After Google's email service temporarily disappeared this week, Check out the worst examples of web sites and internet services crashing - here's the top 10:
Millions of internet users worldwide sit up and take notice when Google goes down. The latest outage on Tuesday 24 February lasted for more than two hours, with the web giant attributing the unplanned downtime to testing new software during datacentre maintenance. Google has promised that the minority of subscribers who were paying to use Google services at the time will receive 15 days of free access. On 11 August 2008 Google’s Gmail site went down for a couple of hours, again inconveniencing millions of people.
1901 Census site
The Public Record Office made the mistake of advertising its 1901 census website heavily in advance of its launch, thereby stoking unprecedented levels of interest in genealogy and UK ancestry around the world. Not only did the site promptly crash under the weight of an estimated 30 million visitors a day (it was designed to handle a daily influx of 1 million visitors), it was withdrawn five days after its official opening in January 2002 and stayed down for a further seven months.
Snow trains today
February 2009 saw many travel web sites flooded with additional visitors as hundreds of thousands of stranded workers struggled to find out if they could get to work. The Transport For London web site was briefly down, while the National Rail Enquiries web site ran at "reduced pace" as hits rose 800 per cent compared with a normal Monday, with more than 32,000 users visiting it every second. South West Trains also reduced its homepage to a bare minimum and posted a note about heavy web traffic, while enquiries on the AA and RAC web sites were also well above average, slowing down access considerably.
Severed underwater cables
In December 2008, a severed fibre optic cable under the Mediterranean Sea broug ht severe disruption to countries in the Middle East for over two days, with up to 70 per cent of all internet traffic and telephone communications between Europe and Africa affected. Internet traffic had to be rerouted through Asia and the US to keep people connected.
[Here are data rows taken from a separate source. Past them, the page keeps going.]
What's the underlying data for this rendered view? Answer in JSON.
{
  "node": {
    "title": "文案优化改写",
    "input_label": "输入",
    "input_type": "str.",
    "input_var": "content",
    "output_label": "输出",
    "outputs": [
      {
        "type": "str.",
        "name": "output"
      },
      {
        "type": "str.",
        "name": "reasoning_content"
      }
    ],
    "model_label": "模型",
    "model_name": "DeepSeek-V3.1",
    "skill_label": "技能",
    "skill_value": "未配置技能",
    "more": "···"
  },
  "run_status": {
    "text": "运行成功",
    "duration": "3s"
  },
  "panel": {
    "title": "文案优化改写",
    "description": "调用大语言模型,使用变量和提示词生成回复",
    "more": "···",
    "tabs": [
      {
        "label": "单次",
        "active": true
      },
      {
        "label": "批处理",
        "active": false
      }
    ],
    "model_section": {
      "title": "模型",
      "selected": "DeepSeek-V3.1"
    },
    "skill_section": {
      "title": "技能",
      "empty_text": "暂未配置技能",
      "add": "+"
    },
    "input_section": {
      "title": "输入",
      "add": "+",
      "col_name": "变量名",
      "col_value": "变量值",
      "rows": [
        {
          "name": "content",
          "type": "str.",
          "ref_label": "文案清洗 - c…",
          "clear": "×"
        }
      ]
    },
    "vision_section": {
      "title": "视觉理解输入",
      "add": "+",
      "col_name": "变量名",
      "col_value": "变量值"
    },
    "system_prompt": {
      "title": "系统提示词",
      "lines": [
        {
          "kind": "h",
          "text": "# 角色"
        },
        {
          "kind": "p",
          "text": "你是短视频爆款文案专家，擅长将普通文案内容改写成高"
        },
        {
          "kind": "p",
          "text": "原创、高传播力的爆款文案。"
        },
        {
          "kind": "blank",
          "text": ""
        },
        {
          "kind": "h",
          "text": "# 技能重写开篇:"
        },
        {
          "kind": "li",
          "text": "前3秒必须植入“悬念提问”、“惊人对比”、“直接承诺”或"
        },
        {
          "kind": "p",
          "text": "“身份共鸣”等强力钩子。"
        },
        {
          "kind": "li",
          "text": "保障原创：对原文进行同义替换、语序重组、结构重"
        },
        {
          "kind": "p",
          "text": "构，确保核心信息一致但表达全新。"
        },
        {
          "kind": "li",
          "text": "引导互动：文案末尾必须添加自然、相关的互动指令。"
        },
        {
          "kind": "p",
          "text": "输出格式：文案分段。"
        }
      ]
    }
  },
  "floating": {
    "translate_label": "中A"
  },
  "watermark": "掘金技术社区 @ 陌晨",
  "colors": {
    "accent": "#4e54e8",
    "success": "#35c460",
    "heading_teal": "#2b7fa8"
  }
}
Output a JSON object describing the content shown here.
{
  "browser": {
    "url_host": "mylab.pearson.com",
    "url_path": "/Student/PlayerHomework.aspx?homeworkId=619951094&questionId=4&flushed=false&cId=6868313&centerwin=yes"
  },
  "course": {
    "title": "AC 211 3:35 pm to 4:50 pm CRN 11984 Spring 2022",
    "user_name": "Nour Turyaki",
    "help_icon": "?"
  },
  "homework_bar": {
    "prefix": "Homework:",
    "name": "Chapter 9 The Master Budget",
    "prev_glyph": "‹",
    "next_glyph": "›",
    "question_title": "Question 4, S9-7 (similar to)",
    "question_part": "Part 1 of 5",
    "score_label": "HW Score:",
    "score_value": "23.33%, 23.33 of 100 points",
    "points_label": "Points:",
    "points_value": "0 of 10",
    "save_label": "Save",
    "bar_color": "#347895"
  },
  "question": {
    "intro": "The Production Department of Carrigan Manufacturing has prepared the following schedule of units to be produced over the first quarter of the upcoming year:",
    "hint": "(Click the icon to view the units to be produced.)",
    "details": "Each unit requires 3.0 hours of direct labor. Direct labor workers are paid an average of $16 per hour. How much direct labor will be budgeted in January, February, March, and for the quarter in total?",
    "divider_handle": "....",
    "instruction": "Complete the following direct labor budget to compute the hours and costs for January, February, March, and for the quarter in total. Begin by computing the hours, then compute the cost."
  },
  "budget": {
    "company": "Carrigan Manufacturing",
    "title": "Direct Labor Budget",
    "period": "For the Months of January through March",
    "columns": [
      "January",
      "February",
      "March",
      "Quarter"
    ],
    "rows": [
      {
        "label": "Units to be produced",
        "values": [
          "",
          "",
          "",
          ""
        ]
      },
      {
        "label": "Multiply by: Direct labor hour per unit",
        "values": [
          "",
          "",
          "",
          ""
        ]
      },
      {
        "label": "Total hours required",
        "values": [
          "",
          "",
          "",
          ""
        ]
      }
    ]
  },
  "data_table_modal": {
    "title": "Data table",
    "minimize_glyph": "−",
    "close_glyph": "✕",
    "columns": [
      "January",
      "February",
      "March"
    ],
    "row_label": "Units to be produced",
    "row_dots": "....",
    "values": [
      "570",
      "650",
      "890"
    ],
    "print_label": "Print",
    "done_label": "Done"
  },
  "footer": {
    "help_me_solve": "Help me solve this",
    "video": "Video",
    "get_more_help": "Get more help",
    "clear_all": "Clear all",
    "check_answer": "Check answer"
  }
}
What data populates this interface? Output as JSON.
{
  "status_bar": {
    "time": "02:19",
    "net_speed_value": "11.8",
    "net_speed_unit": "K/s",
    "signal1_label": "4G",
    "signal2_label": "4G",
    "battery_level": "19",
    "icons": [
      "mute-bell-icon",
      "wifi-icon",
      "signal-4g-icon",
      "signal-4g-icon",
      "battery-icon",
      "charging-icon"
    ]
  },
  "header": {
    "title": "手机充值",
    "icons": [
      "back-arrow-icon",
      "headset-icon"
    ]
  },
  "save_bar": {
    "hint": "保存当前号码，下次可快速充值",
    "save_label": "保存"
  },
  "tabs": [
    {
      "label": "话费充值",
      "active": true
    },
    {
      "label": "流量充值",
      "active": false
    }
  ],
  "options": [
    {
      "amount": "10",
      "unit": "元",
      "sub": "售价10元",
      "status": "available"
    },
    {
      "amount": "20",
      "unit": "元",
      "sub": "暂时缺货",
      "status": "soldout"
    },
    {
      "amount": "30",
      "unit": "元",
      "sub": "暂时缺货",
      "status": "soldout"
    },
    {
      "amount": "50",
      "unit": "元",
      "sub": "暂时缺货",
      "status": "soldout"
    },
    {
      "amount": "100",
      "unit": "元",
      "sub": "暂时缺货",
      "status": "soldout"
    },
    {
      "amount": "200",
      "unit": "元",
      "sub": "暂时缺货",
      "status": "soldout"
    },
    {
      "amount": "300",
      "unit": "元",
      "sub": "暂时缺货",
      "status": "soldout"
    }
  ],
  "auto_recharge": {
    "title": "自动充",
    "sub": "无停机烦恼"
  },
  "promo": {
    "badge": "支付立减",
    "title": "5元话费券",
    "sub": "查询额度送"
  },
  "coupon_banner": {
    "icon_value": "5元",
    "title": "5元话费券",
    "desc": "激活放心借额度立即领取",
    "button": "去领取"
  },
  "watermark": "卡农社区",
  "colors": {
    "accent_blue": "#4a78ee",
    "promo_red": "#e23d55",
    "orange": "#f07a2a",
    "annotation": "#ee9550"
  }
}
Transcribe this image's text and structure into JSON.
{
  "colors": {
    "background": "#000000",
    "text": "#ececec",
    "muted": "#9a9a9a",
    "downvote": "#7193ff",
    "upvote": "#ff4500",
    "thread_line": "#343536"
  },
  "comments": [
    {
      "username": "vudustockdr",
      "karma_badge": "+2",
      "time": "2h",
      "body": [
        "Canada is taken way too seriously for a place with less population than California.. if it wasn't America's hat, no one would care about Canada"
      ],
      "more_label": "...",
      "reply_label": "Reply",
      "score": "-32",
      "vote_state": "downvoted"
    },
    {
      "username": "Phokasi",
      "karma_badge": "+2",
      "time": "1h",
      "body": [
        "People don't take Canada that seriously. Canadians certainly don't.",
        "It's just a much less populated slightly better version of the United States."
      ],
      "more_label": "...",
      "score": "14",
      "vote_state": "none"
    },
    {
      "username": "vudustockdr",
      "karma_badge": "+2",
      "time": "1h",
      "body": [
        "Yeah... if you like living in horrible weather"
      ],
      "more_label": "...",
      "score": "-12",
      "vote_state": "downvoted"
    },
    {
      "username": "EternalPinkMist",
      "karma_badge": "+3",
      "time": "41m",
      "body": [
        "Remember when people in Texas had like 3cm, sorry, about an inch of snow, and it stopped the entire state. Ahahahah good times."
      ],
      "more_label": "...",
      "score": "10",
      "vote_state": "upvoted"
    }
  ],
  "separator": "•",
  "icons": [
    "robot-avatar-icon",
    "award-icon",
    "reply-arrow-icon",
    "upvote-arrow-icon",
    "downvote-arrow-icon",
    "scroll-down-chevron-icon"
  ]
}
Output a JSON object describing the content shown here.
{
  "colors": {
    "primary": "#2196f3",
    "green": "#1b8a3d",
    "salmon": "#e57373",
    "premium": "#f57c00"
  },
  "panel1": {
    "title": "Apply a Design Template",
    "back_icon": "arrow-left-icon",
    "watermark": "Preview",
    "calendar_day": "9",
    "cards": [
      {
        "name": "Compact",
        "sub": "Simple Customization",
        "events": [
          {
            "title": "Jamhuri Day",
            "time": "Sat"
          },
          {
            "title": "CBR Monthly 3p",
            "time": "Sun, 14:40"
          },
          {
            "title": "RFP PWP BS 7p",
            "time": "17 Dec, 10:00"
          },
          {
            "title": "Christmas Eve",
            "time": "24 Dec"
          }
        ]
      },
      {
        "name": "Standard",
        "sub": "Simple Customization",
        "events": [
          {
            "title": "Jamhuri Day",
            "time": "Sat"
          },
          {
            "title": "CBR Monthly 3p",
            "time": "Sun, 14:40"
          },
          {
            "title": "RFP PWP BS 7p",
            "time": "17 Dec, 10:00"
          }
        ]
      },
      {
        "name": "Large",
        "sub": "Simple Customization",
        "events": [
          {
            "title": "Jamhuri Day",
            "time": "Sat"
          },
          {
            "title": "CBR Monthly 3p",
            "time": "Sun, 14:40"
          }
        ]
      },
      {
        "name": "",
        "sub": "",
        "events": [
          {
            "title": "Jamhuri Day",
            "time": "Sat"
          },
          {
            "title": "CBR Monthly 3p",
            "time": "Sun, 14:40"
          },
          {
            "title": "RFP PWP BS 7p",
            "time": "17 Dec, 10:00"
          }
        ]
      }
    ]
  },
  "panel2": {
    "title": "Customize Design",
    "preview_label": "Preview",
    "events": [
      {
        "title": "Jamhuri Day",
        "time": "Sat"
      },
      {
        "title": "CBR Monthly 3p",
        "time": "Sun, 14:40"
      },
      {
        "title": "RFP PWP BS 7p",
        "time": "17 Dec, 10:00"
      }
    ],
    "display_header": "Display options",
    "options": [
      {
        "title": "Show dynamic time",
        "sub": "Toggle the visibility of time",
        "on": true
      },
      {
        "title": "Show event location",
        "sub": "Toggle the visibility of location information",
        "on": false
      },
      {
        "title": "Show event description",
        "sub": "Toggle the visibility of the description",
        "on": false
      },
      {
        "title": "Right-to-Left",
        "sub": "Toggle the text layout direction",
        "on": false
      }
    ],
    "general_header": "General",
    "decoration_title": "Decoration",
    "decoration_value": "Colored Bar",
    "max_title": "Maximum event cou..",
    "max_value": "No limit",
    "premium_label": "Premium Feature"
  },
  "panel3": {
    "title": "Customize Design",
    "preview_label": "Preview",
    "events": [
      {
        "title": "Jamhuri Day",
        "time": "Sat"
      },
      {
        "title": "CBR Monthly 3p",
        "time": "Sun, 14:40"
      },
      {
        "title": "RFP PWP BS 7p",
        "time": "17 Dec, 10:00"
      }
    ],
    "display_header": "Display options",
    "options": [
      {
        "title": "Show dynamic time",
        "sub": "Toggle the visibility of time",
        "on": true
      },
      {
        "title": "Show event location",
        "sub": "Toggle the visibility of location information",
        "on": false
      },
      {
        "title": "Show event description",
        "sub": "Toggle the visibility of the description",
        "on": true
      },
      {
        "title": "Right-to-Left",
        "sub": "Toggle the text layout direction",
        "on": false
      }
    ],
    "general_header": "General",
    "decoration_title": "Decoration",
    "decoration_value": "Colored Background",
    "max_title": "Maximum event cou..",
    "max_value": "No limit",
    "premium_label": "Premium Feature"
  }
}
A similar outage halted communications between Europe, Africa and Asia earlier in 2008, believed to have been caused by ships’ anchors ripping through a section of the same cables.
Not so Hotmail
The last big global Hotmail outage, reported to have also affected MSN messenger and other Microsoft Live services, happened this time last year (February 2008) and lasted for over two hours, with another big outage in 2006. MSN Messenger was reported to be down for up to a week for some users in July 2001, with Microsoft blaming an extremely rare set of circumstances resulting from one of its database servers having a disk controller failure.
YouTube IP hijacking
Video sharing web site YouTube was put out of action for two hours in February 2008 by a Pakistani telecommunications company, which was attempting to block Pakistan residents from accessing the site. The telco was blamed for passing on the IP addresses to other Pakistani service providers so that YouTube traffic could be redirected elsewhere, where a network configuration error led to them being blocked by many of the world’s ISPs.
Skype reaches the limit
In August 2007, a software fault prevented up to 220 million registered users from ccessing and making internet telephone calls using every version of Skype software downloaded since 2003. Skype, acquired by Ebay for $2.6bn (£1.8bn) in 2005, said at the time that it did not fully understand the reasons for the outage, but denied that it had anything to do with capacity problems caused by its rapidly expanding user base.
Amazon S3 suffers
Amazon’s cloud computing platform Simple Storage Service (S3) is supposed to provide users with storage on demand, which it does – unless the site is down. It was hit by an outage in February 2008, as one of its datacentres became unreachable when the maximum capacity of its authentication service was breached, according to the company. Fresh outages were suffered in June of the same year amid speculation that Amazon was targeted by a denial of service (DoS) attack.
Parts of the world’s best-known online auction site was down intermittently for almost a day in June 1998, as a result of a failure in the software used to list items for sale and update bids for the outage. Ebay is estimated to have lost over $3m (£2.1m) in revenue due to customer refunds and waived fees, and had to extend auctions to make sure bidders were given a fair deal. Periodic problems in 1999, 2002 and 2003 followed, leading Ebay to formulate an outage policy for customers and seek to reassure investors that reliability issues had been resolved.
Going down in San Fancisco
In July 2007 a major electrical outage in San Francisco saw a 227,000 sq ft datacentre hosting popular sites such as Craigslist, TypePad, Technorati, Second Life and Gamespot go down for several hours, demonstrating the importance of effective disaster recovery strategies.